Производство: школа-студия анимационного кино «Шар» (2009).

Среди героев ленты – и близкий друг Иосифа Бродского Евгений Рейн. Он рассказывает зрителям такую трагикомичную притчу. Мол, гуляем мы с Иосифом по ночному Нью-Йорку. К нам подходит человек, услышавший русскую речь: «Боже мой, как приятно встретить соотечественников! Сигареткой не угостите?» Бродский протягивает незнакомцу только что открытую пачку. Незнакомец: «А можно парочку?!» Иосиф отдаёт ему всю пачку. «Извините, а у вас доллара не найдётся?» Бродский вручает человеку десять долларов. Незнакомец прикуривает сигарету и, увидев в огне зажигалки наши лица, восклицает: «Всюду евреи, всюду! Как вы меня достали!..»

Наше издание никогда не стремилось к разделению поэтов по принципу пресловутой «пятой графы». Предлагаем вниманию авторов и читателей «45-й параллели» беседу с Евгением Рейном. Ей ведёт украинский поэт и прозаик Владимир Спектор.

 

В.С.: Начну со стихотворения Дмитрия Бобышева:

Закрыв глаза, я выпил первым яд,
И, на кладбищенском кресте гвоздима,
душа прозрела; в череду утрат
заходят Ося, Толя, Женя, Дима
ахматовскими сиротами в ряд.
Лишь прямо, друг на друга не глядят
четыре стихотворца-побратима.
Их дружба, как и жизнь, необратима.

 

Ахматова, Бродский, Найман, Бобышев – только о них можно говорить часами. Как и почему всё случилось и совпало?

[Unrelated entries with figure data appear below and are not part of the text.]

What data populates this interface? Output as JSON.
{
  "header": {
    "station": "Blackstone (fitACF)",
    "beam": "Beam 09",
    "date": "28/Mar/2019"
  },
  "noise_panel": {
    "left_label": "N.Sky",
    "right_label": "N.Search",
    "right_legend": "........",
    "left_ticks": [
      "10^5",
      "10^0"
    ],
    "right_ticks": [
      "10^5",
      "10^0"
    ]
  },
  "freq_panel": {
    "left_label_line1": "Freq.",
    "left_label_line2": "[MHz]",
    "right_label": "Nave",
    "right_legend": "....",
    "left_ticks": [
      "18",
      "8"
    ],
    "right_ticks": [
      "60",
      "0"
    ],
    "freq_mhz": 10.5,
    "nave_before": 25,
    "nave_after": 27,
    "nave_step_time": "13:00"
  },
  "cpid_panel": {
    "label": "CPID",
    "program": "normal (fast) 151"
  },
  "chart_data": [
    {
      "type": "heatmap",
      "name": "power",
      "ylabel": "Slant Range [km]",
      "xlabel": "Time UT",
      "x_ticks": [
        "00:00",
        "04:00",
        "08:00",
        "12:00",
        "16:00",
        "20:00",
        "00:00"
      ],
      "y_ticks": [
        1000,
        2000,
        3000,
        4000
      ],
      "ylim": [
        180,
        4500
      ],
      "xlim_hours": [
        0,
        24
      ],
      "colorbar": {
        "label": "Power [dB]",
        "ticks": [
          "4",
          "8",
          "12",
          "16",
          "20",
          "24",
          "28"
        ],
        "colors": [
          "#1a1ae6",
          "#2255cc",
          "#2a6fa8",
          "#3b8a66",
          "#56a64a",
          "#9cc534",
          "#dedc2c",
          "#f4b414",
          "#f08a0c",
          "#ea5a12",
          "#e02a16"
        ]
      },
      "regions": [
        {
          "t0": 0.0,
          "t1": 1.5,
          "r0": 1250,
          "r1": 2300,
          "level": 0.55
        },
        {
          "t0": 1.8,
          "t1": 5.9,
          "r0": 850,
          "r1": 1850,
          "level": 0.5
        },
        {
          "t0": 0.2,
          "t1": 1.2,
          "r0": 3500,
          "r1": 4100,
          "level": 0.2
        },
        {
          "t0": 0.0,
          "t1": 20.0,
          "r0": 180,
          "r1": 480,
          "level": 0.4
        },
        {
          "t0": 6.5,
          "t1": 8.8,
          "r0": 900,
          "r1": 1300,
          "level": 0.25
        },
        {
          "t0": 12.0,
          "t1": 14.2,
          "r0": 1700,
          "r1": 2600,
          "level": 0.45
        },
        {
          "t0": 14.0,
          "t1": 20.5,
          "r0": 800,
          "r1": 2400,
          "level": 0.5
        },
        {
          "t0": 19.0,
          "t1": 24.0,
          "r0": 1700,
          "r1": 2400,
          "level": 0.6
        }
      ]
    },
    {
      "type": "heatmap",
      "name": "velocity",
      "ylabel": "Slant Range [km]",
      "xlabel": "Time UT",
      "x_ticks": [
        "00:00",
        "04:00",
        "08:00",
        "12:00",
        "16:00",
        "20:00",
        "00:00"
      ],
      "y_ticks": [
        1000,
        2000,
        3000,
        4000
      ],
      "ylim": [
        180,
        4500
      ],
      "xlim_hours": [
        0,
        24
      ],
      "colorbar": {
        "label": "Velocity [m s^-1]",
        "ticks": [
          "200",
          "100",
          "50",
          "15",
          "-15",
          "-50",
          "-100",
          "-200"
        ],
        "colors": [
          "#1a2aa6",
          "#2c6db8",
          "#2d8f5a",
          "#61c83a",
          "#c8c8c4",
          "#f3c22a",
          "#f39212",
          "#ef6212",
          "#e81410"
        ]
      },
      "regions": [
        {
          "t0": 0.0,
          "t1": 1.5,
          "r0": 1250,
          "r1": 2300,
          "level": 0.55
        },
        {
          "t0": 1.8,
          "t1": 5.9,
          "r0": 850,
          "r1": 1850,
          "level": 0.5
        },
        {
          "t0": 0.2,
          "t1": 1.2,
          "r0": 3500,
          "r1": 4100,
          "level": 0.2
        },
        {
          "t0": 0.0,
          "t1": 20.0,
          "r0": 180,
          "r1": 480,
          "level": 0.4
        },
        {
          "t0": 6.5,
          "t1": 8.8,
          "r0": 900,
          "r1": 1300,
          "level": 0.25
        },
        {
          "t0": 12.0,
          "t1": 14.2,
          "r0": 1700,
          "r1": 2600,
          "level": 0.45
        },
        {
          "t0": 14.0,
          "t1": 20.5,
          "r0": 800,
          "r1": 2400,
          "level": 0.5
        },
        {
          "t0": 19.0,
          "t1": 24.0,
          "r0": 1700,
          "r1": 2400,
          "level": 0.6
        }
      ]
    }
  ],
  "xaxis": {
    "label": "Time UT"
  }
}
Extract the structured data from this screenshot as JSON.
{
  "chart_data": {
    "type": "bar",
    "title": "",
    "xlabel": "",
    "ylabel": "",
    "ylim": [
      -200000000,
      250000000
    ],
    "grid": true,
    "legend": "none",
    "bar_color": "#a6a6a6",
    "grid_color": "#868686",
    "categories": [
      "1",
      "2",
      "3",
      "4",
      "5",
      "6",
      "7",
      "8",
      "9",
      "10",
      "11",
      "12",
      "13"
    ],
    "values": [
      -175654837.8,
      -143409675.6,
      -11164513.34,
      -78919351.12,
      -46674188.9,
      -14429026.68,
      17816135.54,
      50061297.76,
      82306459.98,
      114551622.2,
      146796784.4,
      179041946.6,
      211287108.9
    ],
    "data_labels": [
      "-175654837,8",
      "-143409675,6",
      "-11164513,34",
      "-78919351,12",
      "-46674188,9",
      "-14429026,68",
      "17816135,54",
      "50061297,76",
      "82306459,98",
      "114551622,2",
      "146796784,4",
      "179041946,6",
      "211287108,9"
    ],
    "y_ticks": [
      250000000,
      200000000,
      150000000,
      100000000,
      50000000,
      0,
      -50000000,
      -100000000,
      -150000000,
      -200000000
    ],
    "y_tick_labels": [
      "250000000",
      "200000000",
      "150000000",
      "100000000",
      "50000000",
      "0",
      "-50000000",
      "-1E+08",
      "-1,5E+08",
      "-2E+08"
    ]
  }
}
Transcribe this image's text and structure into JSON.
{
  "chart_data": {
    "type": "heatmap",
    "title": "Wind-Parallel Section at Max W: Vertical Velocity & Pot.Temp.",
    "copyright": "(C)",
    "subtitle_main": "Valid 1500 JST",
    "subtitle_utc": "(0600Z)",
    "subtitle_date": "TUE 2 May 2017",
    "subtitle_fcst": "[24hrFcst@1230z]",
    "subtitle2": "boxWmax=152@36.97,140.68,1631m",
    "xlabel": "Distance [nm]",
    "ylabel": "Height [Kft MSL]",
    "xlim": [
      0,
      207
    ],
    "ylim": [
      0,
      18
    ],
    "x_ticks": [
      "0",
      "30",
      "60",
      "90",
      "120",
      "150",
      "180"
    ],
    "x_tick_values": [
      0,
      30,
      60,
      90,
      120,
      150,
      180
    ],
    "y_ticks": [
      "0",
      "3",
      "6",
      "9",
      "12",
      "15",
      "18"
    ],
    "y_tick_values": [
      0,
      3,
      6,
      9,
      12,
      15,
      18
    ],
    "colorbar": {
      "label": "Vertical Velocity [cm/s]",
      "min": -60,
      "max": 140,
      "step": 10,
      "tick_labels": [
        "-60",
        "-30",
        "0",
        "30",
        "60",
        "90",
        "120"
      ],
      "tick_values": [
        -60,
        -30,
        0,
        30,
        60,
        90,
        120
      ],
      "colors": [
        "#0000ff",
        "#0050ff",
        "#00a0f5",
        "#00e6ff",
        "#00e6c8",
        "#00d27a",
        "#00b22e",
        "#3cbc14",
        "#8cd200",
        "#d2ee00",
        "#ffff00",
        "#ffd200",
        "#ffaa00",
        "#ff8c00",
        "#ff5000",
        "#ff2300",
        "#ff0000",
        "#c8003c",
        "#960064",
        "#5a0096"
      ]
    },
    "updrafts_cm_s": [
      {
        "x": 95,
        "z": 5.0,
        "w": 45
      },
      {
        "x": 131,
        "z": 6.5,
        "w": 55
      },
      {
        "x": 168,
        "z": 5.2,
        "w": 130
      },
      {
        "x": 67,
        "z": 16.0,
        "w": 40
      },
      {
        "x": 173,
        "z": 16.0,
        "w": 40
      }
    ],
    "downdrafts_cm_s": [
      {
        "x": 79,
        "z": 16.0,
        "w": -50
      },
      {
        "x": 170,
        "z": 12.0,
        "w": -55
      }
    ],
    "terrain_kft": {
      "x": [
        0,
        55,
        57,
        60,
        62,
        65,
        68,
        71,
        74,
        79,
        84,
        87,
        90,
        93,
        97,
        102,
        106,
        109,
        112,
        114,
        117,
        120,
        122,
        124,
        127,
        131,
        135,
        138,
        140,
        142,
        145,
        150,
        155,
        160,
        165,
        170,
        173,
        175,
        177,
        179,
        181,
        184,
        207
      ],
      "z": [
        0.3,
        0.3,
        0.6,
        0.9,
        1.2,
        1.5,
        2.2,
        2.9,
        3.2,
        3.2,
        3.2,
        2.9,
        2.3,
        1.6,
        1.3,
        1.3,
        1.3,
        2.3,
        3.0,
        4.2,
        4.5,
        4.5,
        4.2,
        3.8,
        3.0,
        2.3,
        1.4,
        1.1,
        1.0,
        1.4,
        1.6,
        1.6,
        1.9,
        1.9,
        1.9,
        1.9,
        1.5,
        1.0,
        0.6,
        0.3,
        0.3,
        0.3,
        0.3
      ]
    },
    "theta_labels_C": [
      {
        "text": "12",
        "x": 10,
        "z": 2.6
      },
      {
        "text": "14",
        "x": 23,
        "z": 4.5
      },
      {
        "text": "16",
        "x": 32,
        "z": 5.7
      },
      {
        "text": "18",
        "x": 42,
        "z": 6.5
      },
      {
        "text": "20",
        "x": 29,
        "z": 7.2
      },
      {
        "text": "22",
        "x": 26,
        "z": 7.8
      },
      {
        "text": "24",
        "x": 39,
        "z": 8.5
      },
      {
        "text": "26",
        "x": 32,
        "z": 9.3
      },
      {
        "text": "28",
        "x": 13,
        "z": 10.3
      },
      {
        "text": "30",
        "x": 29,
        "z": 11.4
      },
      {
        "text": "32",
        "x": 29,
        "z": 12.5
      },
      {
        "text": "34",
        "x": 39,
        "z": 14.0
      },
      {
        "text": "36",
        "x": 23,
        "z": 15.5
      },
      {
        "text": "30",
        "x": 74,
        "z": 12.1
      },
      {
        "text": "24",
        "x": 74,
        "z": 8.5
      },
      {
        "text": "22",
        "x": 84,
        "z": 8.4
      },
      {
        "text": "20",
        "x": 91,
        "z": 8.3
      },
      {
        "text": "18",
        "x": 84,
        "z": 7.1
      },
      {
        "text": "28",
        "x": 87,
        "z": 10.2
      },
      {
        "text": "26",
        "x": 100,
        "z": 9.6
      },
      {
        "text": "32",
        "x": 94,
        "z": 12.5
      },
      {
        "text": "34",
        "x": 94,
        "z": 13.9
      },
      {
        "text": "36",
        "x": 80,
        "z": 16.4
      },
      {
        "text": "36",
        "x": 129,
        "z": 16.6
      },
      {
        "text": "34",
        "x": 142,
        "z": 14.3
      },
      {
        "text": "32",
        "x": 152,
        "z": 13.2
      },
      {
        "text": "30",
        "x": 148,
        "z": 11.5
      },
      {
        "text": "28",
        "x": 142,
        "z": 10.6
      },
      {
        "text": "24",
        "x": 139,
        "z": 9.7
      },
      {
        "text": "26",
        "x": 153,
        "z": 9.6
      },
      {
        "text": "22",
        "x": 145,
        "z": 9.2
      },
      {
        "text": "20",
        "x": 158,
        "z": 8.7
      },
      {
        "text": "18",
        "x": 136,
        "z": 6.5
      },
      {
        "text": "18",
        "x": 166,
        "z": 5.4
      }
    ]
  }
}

Что сегодня вспоминается, как главное, а что – как второстепенное. О чём не было договорено с Бродским или Ахматовой?

Е.Р.: Всё случилось в Ленинграде, где мы все тогда жили (хотя у моих родителей корни харьковские и днепропетровские, а один родственник обитал в Луганске – Вашем родном городе, кстати!), и где витал и витает дух большой литературы. Судьба свела нас с Бобышевым и Найманом – мы вместе учились в Технологическом институте, куда я поступил по совету мамы. Возможно, это было ошибкой: уже тогда больше всего на свете меня интересовали стихи (хотя в роду у нас поэтов не было). Я писал их с детства. Но… знания математики и физики тоже пригодились. В студенческие годы вступил в ЛИТО – литературное объединение. Завязались дружеские отношения.... Только в одном поколении со мной выросли Горбовский, Кушнер, Соснора, немного младше – Бродский, Городницкий, Британишский. С Ахматовой я познакомился ещё мальчиком – мне было 10 лет. Мама взяла меня с собой, когда шла в гости к Анне Андреевне. Потом, когда мне было около 19 лет, я нашёл Ахматову в Ленинграде, стал бывать у неё.

После, уже году в 58-м, я познакомился с Иосифом. У меня был такой приятель, студент университета Ефим Славинский, он потом долгое время работал на Би-Би-Си в Лондоне. И вот пригласил он меня в гости. Я пришёл. И там мне один человек пожаловался: «Знаешь, у нас проблема – некий маньяк зачитывает нас своими графоманскими стихами, нет от него спасу. Скажи ему, чтобы перестал читать, а заодно и писать». И подводит ко мне рыжего юношу в геологической штормовке. Это был Бродский. Я объяснил ему, что здесь не надо читать стихи, здесь девушки, вино, музыка. И пригласил его к себе. Он пришёл на другой день. Читал стихи, которые нигде потом не публиковались. Подражал западной революционной поэзии – Пабло Неруда, Назым Хикмет. Бродский работал тогда в геологических партиях и с очередной партией уехал на несколько месяцев. Вернувшись, пришёл ко мне и стал читать стихи, среди которых уже были «Пилигримы». Так мы подружились. Потом я познакомил его с остальными.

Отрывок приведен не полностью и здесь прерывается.